Selon Jonathan Littell, la portée des Bienveillantes dépasse le seul génocide des Juifs pour revêtir une dimension plus universelle. Par ailleurs, le roman a été souvent comparé à de grandes œuvres russes, notamment à Guerre et Paix de Tolstoï, à Vie et destin de Vassili Grossman. Le titre, Les Bienveillantes, évoque l’Orestie d’Eschyle dans laquelle les Érinyes furieuses se transforment finalement en Euménides apaisées : la réécriture du mythe introduit la proximité incestueuse de la sœur, prénommée de façon révélatrice Una et qui représente l’image de la femme que Max ne pourra pas dépasser, son orientation sexuelle sera, en effet, une homosexualité dégradée. Outre Eschylle, Jonathan Littell reconnaît sa dette à d’autres tragiques grecs comme Sophocle et son Électre, mais aussi Euripide, dont l’Oreste est rendu fou par les Érinyes.

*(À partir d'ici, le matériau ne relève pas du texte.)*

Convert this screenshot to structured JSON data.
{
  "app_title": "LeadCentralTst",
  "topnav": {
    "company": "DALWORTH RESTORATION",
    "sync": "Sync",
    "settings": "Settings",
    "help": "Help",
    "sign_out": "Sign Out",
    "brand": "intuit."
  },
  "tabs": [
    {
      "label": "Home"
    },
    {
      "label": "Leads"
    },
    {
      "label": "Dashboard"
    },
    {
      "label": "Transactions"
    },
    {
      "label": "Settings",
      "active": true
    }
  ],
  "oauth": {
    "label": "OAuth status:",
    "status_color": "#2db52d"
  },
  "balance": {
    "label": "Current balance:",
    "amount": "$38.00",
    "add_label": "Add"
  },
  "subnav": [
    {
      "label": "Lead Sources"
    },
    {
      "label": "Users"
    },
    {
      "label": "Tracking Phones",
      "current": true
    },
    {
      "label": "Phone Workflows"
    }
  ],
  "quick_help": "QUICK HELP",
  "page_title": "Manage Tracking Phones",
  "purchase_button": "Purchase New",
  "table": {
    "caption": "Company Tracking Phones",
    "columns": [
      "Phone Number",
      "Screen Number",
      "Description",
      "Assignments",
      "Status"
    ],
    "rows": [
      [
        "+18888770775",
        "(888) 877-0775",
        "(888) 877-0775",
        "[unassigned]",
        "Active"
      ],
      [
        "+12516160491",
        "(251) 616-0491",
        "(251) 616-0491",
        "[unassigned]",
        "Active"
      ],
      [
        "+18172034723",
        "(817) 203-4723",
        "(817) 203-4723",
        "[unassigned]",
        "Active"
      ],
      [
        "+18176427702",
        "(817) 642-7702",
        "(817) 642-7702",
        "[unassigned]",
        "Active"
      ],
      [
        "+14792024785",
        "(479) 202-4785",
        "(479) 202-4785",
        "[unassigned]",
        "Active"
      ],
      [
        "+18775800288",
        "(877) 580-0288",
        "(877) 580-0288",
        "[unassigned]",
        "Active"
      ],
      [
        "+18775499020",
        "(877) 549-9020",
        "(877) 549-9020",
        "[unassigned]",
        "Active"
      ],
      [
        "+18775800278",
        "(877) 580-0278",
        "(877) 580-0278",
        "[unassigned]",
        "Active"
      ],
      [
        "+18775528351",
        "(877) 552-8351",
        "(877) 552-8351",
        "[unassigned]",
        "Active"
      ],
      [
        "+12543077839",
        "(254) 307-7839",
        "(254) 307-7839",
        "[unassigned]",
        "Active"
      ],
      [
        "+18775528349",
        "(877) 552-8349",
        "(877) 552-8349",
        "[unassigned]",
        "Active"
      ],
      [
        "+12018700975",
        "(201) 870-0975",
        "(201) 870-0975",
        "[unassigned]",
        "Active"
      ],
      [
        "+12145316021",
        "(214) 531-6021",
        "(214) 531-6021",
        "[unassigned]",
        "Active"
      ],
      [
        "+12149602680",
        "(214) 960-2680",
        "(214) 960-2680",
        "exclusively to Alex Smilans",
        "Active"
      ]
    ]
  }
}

Les angles d’approche dans Les Bienveillantes de Jonathan Littell sont aussi nombreux que variés sans prétendre à l’exhaustivité. Ce recueil n’est pas un jugement de l’œuvre, ni une interrogation sur sa recevabilité, pas plus qu’une assertion sur les limites de sa légitimité en tant que roman ou une justification, mais ce recueil est novateur puisque le premier à se concentrer sur le texte des Bienveillantes de Jonathan Littell. Jusqu’à présent la discussion concernant ce roman a largement été déterminée par les études monographiques d’un auteur dont l’examen littéraire s’est avéré monologique. Le présent recueil offre un éventail plus riche d’angle d’approches, sociologiques, culturelles, historiques, poético-rhétoriques, interdisciplinaire, intertextuelles, sans exclure l’approche freudienne. Ainsi les analyses ont-elles, par exemple, accentué les personnages dont le narrateur, les personnages historiques, les personnages fictifs avec la famille du narrateur – sœur jumelle et parents, beau-père – et tous les autres personnages dont fourmille le roman. Mais aussi, les aspects formels, comme le point de vue du narrateur, le style, l’architecture du roman, son esthétique et les influences littéraires voire la réécriture des mythes. Et encore, les thèmes tel le  parricide, l’homosexualité – qui ne va pas sans poser de problèmes pour un nazi qui veut faire carrière – avec, bien entendu, l’antisémitisme et la Shoah représentés, la « solution finale » que le narrateur juge inutile. L’idéologie impliquée se devait d’être interrogée également. En effet, Aue tente de relativiser la théorie selon laquelle l’extermination des Juifs serait au cœur de l’idéologie nazie en affirmant l’antisémitisme comme un phénomène ancien. Un autre thème crucial du roman est la manière dont le massacre des Juifs est posé en tant que « problème à résoudre », problème de statistique et problème de comptabilité. Ce qui amène la question entre le Bien et le Mal et la banalisation de ce dernier, l’Allemagne nazie durant la seconde Guerre mondiale. La réception de l’œuvre et les raisons de son succès qui lui valu plusieurs grands prix littéraires, traduction, parution en « Poche »  a été abordée ainsi que les éléments du grotesque que certains n’ont pas manqué de remarquer.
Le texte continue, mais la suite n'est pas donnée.